One element of the response must be increasing access to all treatments with a credible evidence base. Whether we consider mental disorders like major depression, schizophrenia, or PTSD; substance use disorders; medications and other emerging biological treatments, or psychotherapies, evidence-based treatments such as Cognitive Behavioral Therapy (CBT) and Dialectical Behavioral Therapy (DBT), which are effective for some patients, leave many others to struggle while ignoring the evidence-base supporting psychodynamic approaches to treatment. 
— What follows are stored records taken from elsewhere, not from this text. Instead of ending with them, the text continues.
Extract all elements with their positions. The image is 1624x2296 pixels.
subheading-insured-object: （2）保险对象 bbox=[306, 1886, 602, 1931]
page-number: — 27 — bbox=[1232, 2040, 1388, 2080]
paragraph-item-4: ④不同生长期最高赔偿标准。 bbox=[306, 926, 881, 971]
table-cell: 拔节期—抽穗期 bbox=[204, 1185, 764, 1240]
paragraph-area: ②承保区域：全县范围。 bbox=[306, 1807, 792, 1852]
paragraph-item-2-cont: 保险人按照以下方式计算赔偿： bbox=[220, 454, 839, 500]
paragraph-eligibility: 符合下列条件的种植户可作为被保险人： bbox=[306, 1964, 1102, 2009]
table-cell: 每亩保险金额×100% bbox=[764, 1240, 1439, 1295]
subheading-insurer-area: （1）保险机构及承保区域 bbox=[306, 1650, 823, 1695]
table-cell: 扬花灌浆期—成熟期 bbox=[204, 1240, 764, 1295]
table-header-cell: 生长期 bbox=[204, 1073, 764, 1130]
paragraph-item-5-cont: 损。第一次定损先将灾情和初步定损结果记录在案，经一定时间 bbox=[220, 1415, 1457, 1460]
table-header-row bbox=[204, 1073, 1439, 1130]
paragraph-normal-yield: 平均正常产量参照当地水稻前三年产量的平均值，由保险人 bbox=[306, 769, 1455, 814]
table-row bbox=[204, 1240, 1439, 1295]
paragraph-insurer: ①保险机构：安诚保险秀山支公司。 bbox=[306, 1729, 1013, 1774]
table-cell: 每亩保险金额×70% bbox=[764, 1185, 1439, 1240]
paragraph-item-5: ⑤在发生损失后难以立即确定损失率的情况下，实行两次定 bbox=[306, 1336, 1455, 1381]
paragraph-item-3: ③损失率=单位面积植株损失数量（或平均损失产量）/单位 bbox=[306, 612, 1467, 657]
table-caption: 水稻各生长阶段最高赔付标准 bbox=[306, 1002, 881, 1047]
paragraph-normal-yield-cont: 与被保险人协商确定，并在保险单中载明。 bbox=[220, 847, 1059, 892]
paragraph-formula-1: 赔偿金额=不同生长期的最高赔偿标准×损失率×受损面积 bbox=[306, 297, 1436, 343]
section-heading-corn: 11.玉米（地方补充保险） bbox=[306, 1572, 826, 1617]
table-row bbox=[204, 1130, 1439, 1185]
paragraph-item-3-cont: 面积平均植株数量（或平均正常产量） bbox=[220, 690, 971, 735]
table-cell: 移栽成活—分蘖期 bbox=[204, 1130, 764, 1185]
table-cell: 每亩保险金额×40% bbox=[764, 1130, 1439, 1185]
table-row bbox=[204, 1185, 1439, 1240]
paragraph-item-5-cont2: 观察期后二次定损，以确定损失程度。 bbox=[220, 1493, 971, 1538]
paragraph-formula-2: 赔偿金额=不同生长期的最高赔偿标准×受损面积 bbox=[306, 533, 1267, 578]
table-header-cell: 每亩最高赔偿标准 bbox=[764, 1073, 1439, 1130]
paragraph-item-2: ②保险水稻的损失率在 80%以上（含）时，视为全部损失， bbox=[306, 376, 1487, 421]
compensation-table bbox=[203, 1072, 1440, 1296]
Indeed, as Jonathan Shedler, PhD, has noted when addressing short-term therapies, “the evidence suggests that most patients fail to benefit most of the time.” As demonstrated in over 300 published, peer-reviewed studies, psychodynamic treatments like psychodynamic therapy are evidence-based treatments for a range of individual and complex co-occurring disorders, including for patients who have not found success with other treatments. 
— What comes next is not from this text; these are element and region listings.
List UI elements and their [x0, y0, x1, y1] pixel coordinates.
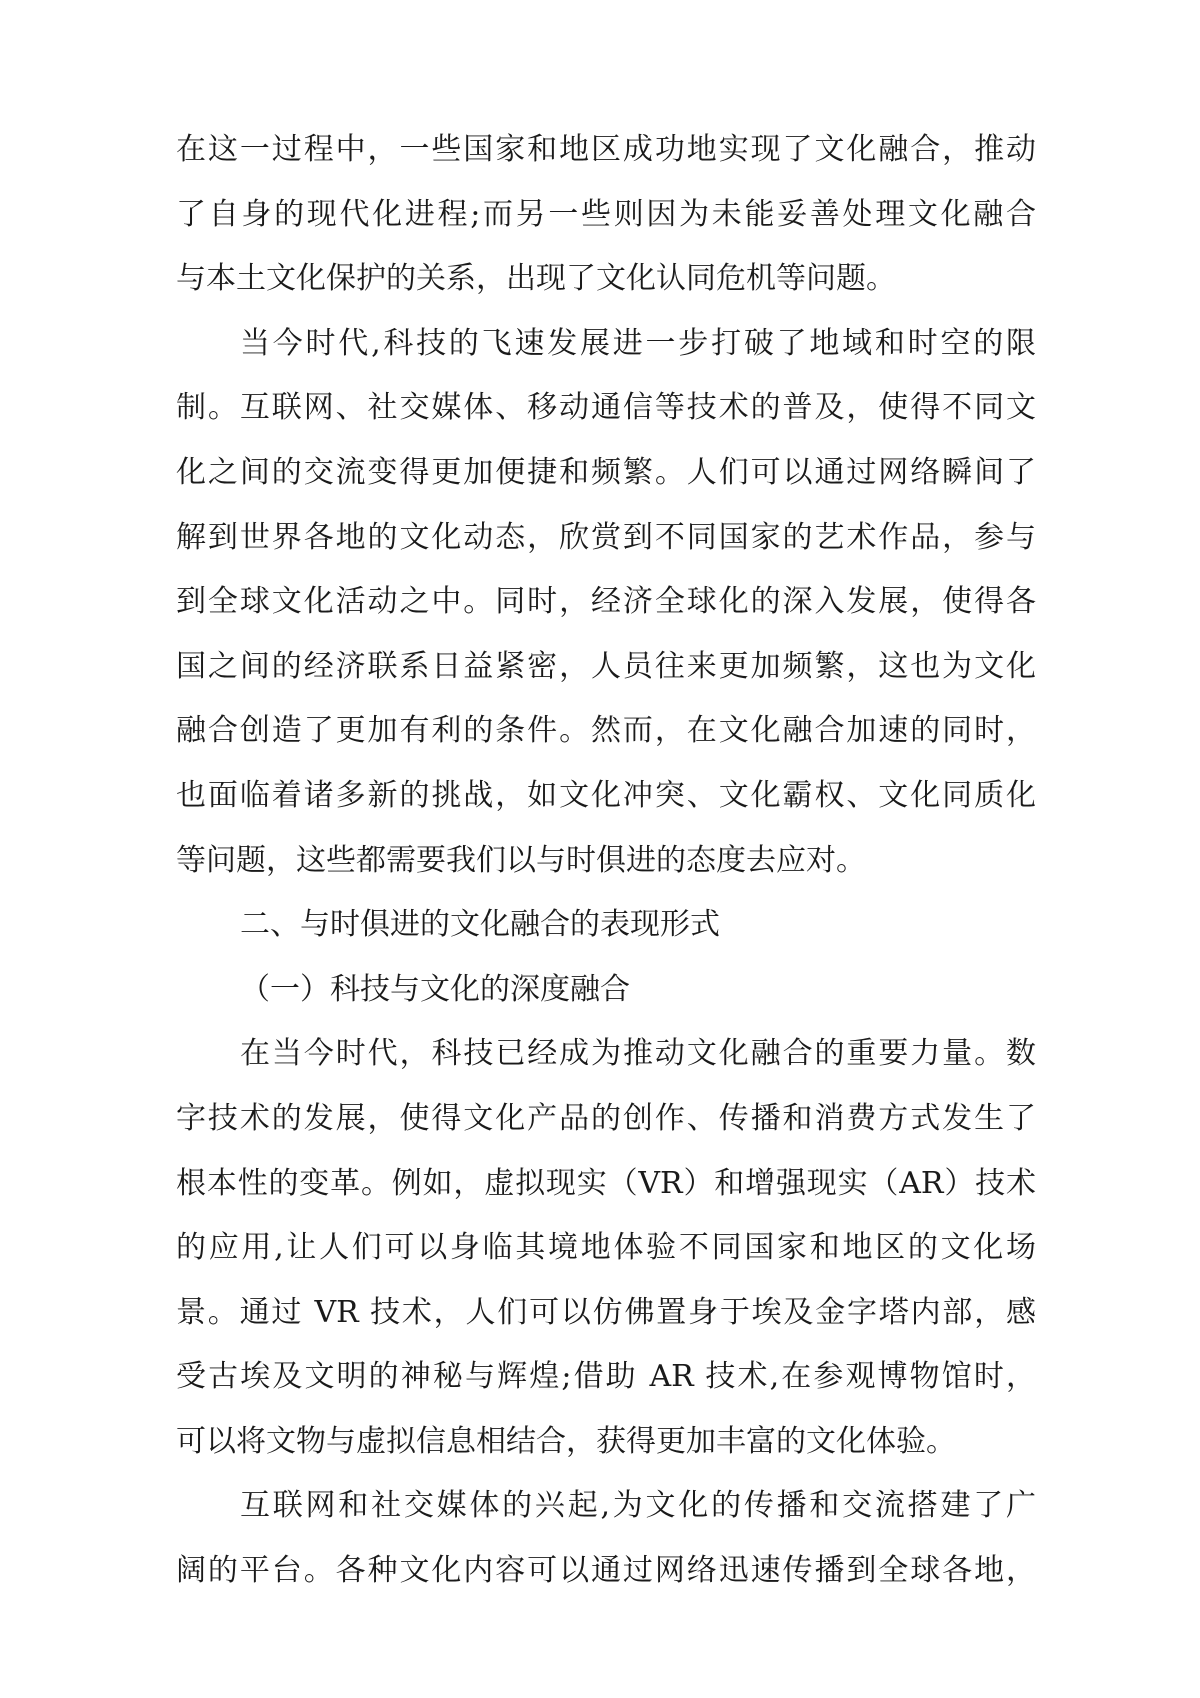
text-line: 了自身的现代化进程;而另一些则因为未能妥善处理文化融合 — [176, 196, 1036, 232]
text-line: 到全球文化活动之中。同时，经济全球化的深入发展，使得各 — [176, 584, 1036, 620]
paragraph — [176, 1022, 1036, 1474]
text-line: 也面临着诸多新的挑战，如文化冲突、文化霸权、文化同质化 — [176, 777, 1036, 813]
text-line: 解到世界各地的文化动态，欣赏到不同国家的艺术作品，参与 — [176, 519, 1036, 555]
text-line: 当今时代,科技的飞速发展进一步打破了地域和时空的限 — [240, 325, 1036, 361]
text-line: 景。通过 VR 技术，人们可以仿佛置身于埃及金字塔内部，感 — [176, 1294, 1036, 1330]
paragraph — [176, 118, 1036, 312]
section-heading — [176, 893, 1036, 958]
text-line: 在这一过程中，一些国家和地区成功地实现了文化融合，推动 — [176, 132, 1036, 167]
paragraph — [176, 312, 1036, 893]
text-line: 受古埃及文明的神秘与辉煌;借助 AR 技术,在参观博物馆时， — [176, 1359, 1036, 1395]
text-line: 阔的平台。各种文化内容可以通过网络迅速传播到全球各地， — [176, 1553, 1036, 1589]
text-line: 融合创造了更加有利的条件。然而，在文化融合加速的同时， — [176, 713, 1036, 749]
text-line: 化之间的交流变得更加便捷和频繁。人们可以通过网络瞬间了 — [176, 454, 1036, 490]
paragraph — [176, 1474, 1036, 1603]
text-line: 国之间的经济联系日益紧密，人员往来更加频繁，这也为文化 — [176, 648, 1036, 684]
text-line: 可以将文物与虚拟信息相结合，获得更加丰富的文化体验。 — [176, 1423, 956, 1459]
section-heading-text: 二、与时俱进的文化融合的表现形式 — [240, 907, 720, 943]
text-line: 根本性的变革。例如，虚拟现实（VR）和增强现实（AR）技术 — [176, 1165, 1036, 1201]
subsection-heading-text: （一）科技与文化的深度融合 — [240, 971, 630, 1007]
text-line: 制。互联网、社交媒体、移动通信等技术的普及，使得不同文 — [176, 390, 1036, 426]
text-line: 在当今时代，科技已经成为推动文化融合的重要力量。数 — [240, 1036, 1036, 1072]
text-line: 的应用,让人们可以身临其境地体验不同国家和地区的文化场 — [176, 1230, 1036, 1266]
text-line: 互联网和社交媒体的兴起,为文化的传播和交流搭建了广 — [240, 1488, 1036, 1524]
subsection-heading — [176, 958, 1036, 1023]
text-line: 等问题，这些都需要我们以与时俱进的态度去应对。 — [176, 842, 866, 878]
text-line: 字技术的发展，使得文化产品的创作、传播和消费方式发生了 — [176, 1100, 1036, 1136]
document-body — [176, 118, 1036, 1604]
text-line: 与本土文化保护的关系，出现了文化认同危机等问题。 — [176, 261, 896, 297]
Nevertheless, bias in the field often leads to ignoring the benefit of psychodynamic treatments, their exclusion from teaching curricula for trainees, the barring of psychodynamic clinicians from teaching positions and practice guideline review boards, and thwarting of efforts to gain research support or insurance coverage. Nineteenth century psychodynamic concepts are compared to 21st century psychiatric concepts, as if nothing has changed in over a century. We owe it to our patients to ensure that we follow the evidence impartially, not allowing our field’s biases to interfere with access to evidence-based care.